On April 7, the Well being Assets and Providers Administration (HRSA) introduced greater than $135 million in new funding alternatives to develop diet providers and strengthen the agricultural well being workforce. Secretary of Well being and Human Providers (HHS) Robert F. Kennedy, Jr., alongside HRSA Administrator Tom Engels and Consultant Juan Ciscomani (AZ-R), introduced this funding throughout a Preventative Care Roundtable.
Expanded Diet Providers (ENS) would obtain $125 million in funding. In response to the press launch, the funding will assist greater than 350 HRSA-funded well being facilities in increasing entry to diet providers and food-based interventions inside main care settings. These efforts intention to forestall and handle persistent ailments similar to weight problems, coronary heart illness, and diabetes.

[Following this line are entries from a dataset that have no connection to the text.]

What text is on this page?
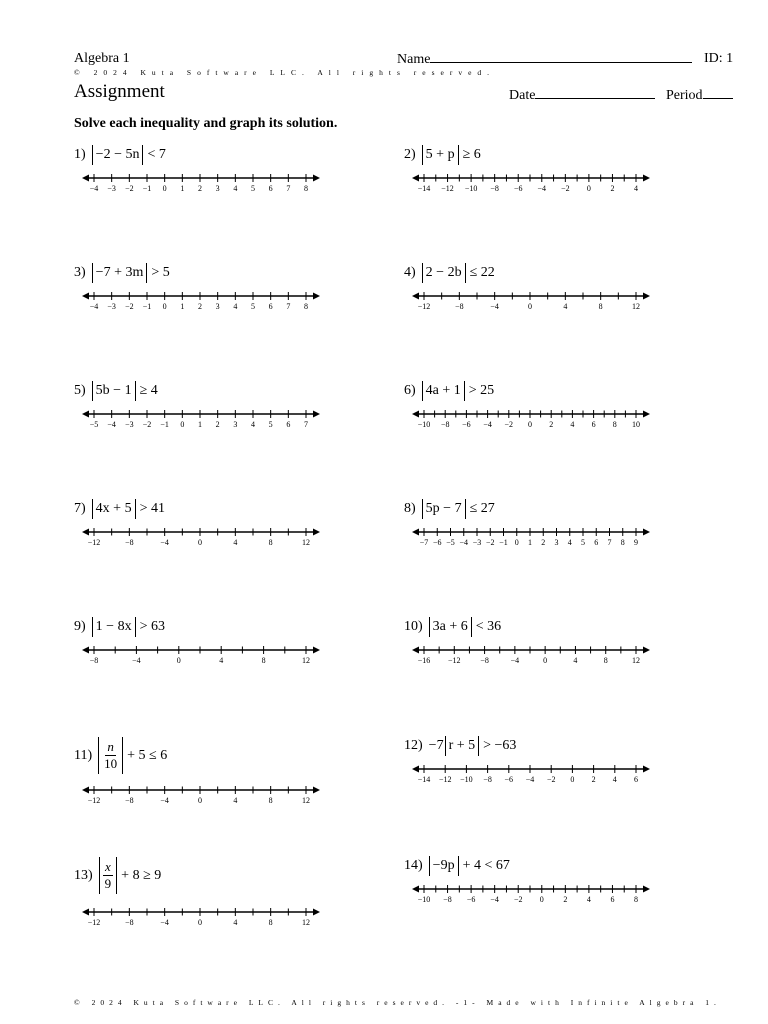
Algebra 1	Name	ID: 1
© 2024 Kuta Software LLC. All rights reserved.
Assignment	Date	Period
Solve each inequality and graph its solution.
1) −2 − 5n < 7
−4 −3 −2 −1 0 1 2 3 4 5 6 7 8
2) 5 + p ≥ 6
−14 −12 −10 −8 −6 −4 −2 0 2 4
3) −7 + 3m > 5
−4 −3 −2 −1 0 1 2 3 4 5 6 7 8
4) 2 − 2b ≤ 22
−12	−8	−4	0	4	8	12
5) 5b − 1 ≥ 4
−5 −4 −3 −2 −1 0 1 2 3 4 5 6 7
6) 4a + 1 > 25
−10 −8 −6 −4 −2 0 2 4 6 8 10
7) 4x + 5 > 41
−12	−8	−4	0	4	8	12
8) 5p − 7 ≤ 27
−7 −6 −5 −4 −3 −2 −1 0 1 2 3 4 5 6 7 8 9
9) 1 − 8x > 63
−8	−4	0	4	8	12
10) 3a + 6 < 36
−16 −12 −8	−4	0	4	8	12
$11) \frac{n}{10} + 5 \le 6$
−12	−8	−4	0	4	8	12
12) −7 r + 5 > −63
−14 −12 −10 −8 −6 −4 −2 0 2 4 6
$13) \frac{x}{9} + 8 \ge 9$
−12	−8	−4	0	4	8	12
14) −9p + 4 < 67
−10 −8 −6 −4 −2 0 2 4 6 8
© 2024 Kuta Software LLC. All rights reserved. -1- Made with Infinite Algebra 1.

The Rural Residency Planning and Growth (RRPD) Program would obtain $11.25 million in funding. HRSA plans to award as much as 15 grants of as much as $750,000 every over three years to assist new rural residency packages in high-need specialties, together with household drugs, inner drugs, psychiatry, OB-GYN, normal surgical procedure, and preventive drugs.

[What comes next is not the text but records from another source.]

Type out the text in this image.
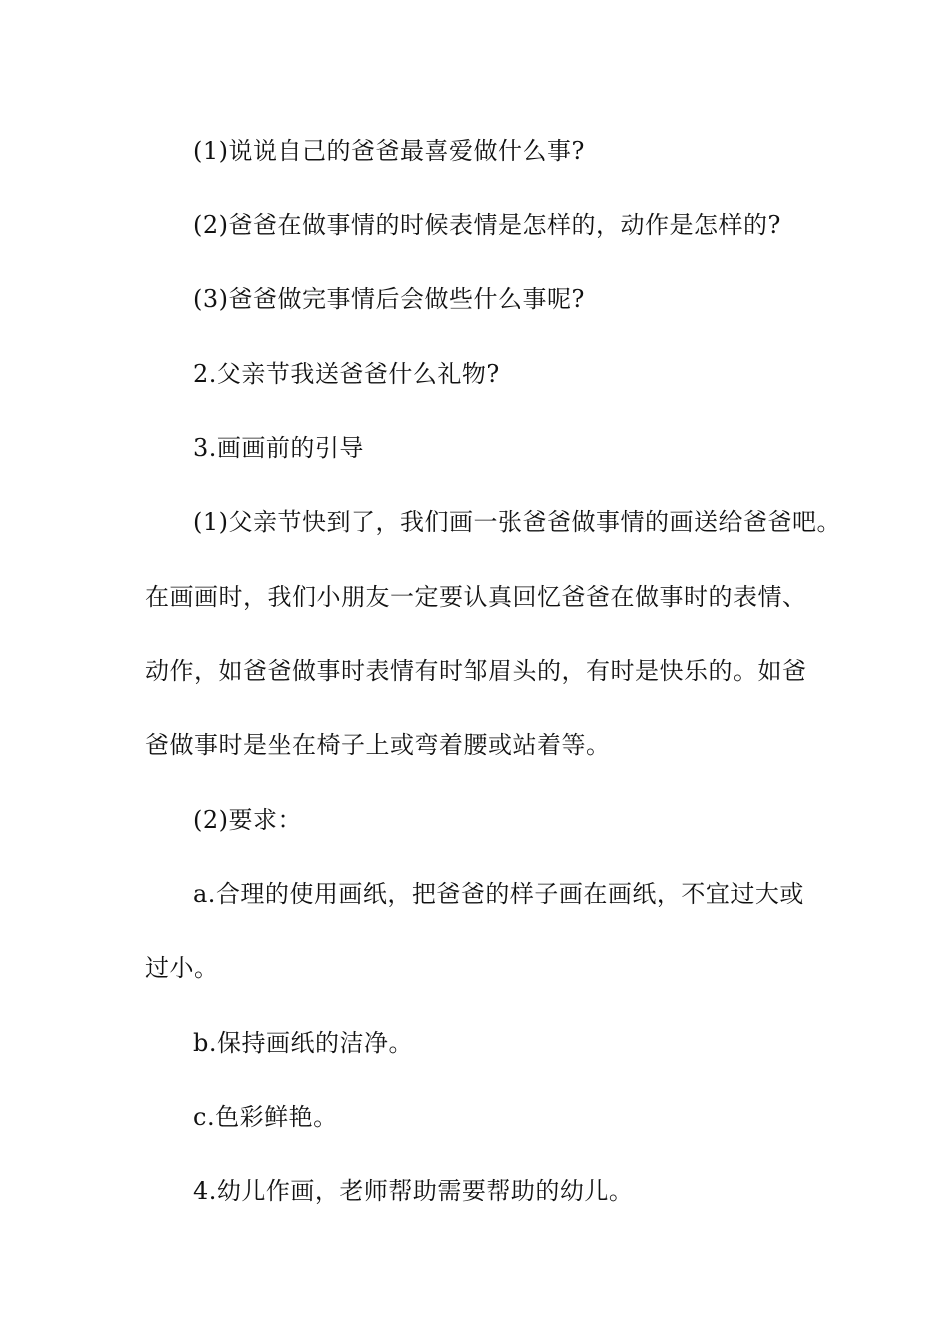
(1)说说自己的爸爸最喜爱做什么事?
(2)爸爸在做事情的时候表情是怎样的，动作是怎样的?
(3)爸爸做完事情后会做些什么事呢?
2.父亲节我送爸爸什么礼物?
3.画画前的引导
(1)父亲节快到了，我们画一张爸爸做事情的画送给爸爸吧。
在画画时，我们小朋友一定要认真回忆爸爸在做事时的表情、
动作，如爸爸做事时表情有时邹眉头的，有时是快乐的。如爸
爸做事时是坐在椅子上或弯着腰或站着等。
(2)要求：
a.合理的使用画纸，把爸爸的样子画在画纸，不宜过大或
过小。
b.保持画纸的洁净。
c.色彩鲜艳。
4.幼儿作画，老师帮助需要帮助的幼儿。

HRSA-funded well being facilities serve greater than 32.4 million sufferers at over 16,000 websites nationwide, together with one in 5 rural residents.
The RRPD program supplies start-up funding to determine sustainable rural residency packages supported by long-term funding sources like Medicare and Medicaid. Since 2019, HRSA has awarded 103 grants throughout 36 states and one territory, supporting 62 accredited packages, greater than 660 resident physicians, and over 750 residency positions in rural communities.